Working Papers:
Job Market Paper
Abstract: I develop a tractable quantitative general equilibrium model with farmland institutions and urban labor market frictions to study how the creation of a farmland transfer market shapes structural change in China. I show that the market weakens the agricultural sector’s function as the country's "labor reservoir", reducing its capacity to absorb workers displaced by trade shocks. This effect operates through land rental adjustments, which lower the elasticity of urban labor supply. Quantitative results indicate that the impact is substantial, leading to higher urban unemployment and greater welfare losses from such shocks. The paper also identifies other unintended labor market consequences that may arise, clarifying their underlying mechanisms and elucidating the conditions under which they may be triggered. Overall, the paper underscores that reforming rural land institutions should be an endogenous process that accounts for the critical interactions between distortions in the farmland market and the urban labor market.
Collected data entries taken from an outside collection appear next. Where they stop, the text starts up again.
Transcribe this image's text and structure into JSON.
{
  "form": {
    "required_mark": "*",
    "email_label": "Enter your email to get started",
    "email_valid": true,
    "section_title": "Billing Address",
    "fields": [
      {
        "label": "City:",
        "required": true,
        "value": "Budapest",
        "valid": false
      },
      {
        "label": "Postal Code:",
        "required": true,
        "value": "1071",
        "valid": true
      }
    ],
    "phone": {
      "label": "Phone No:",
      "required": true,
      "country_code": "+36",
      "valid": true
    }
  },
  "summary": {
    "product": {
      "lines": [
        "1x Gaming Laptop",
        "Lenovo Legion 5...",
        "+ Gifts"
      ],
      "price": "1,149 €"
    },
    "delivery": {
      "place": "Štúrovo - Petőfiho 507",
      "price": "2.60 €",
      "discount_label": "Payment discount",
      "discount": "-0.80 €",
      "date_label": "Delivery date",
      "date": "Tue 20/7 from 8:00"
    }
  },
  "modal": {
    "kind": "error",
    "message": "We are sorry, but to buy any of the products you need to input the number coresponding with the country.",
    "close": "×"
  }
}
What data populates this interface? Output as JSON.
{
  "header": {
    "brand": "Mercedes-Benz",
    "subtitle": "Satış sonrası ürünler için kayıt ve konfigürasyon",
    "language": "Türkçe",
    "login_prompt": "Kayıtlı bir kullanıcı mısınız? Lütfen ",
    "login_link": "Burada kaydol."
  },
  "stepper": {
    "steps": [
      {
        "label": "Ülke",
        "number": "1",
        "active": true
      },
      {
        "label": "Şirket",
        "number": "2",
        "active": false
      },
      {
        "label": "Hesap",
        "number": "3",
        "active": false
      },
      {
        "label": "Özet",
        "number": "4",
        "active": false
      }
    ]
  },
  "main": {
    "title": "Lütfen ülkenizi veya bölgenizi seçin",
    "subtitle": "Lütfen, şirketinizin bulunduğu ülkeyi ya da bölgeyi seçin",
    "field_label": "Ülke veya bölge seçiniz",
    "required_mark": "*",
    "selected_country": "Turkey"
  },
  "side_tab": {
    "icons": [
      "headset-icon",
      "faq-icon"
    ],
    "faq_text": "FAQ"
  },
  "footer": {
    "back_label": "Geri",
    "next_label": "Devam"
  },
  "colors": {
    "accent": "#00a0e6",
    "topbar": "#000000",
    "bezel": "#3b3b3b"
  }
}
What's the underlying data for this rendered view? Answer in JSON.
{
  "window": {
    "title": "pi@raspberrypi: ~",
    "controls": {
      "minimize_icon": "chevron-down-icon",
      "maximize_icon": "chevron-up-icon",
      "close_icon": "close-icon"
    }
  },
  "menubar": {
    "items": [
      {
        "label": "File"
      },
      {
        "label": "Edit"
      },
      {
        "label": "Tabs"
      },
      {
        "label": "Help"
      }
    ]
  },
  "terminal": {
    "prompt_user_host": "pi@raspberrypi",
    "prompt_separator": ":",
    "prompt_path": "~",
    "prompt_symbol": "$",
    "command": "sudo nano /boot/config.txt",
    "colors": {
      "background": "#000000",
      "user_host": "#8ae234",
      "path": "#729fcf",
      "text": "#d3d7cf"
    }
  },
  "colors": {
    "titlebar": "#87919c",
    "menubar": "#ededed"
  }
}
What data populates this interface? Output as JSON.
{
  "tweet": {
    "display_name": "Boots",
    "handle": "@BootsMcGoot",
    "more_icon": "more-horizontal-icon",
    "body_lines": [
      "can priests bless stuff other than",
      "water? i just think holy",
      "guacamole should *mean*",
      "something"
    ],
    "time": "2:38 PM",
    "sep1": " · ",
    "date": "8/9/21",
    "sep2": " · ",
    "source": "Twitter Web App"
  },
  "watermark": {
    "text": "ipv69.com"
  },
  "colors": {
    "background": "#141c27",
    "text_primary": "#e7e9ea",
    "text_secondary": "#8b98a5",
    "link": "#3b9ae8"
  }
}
Abstract: This paper develops a two-sector small open economy model to examine the relationship between offshoring and unemployment. The analysis focuses on unemployment arising from mismatches between labor supply and demand, driven by wage rigidity. It explores how offshoring influences domestic unemployment by altering the structure of the home country’s labor market. Through rigorous analysis, the paper finds that the productivity effect of offshoring (Grossman & Rossi-Hansberg 2008) negatively affects domestic employment when offshoring takes place in a sector with an excess relative labor supply. Conversely, offshoring can have a positive impact on domestic employment when it occurs in a sector characterized by excess relative labor demand. This mechanism provides a theoretical explanation for the sectoral heterogeneity in the employment effects of offshoring observed in empirical studies.
Work in Progress
(with Weidi YUAN)
Abstract: This paper studies the impact of weather uncertainty at anchorages on maritime bunkering industry. We propose a new structural estimation framework to quantify the economic costs of such uncertainty. This framework compares two approaches of achieving equivalent industrial scale: fiscal subsidies and financial markets that hedge meteorological risk. By analyzing the fiscal expenditure gap between these approaches, it allows for a general-equilibrium assessment based solely on observable local data, without requiring global market elasticity estimations. We then exploit unique data on meteorological forecast indices and bunkering operations to construct measures of weather uncertainty and associated bunkering costs, which are embedded directly into the model. We highlight the role of financial markets in mitigating maritime service cost volatility and promoting industrial development.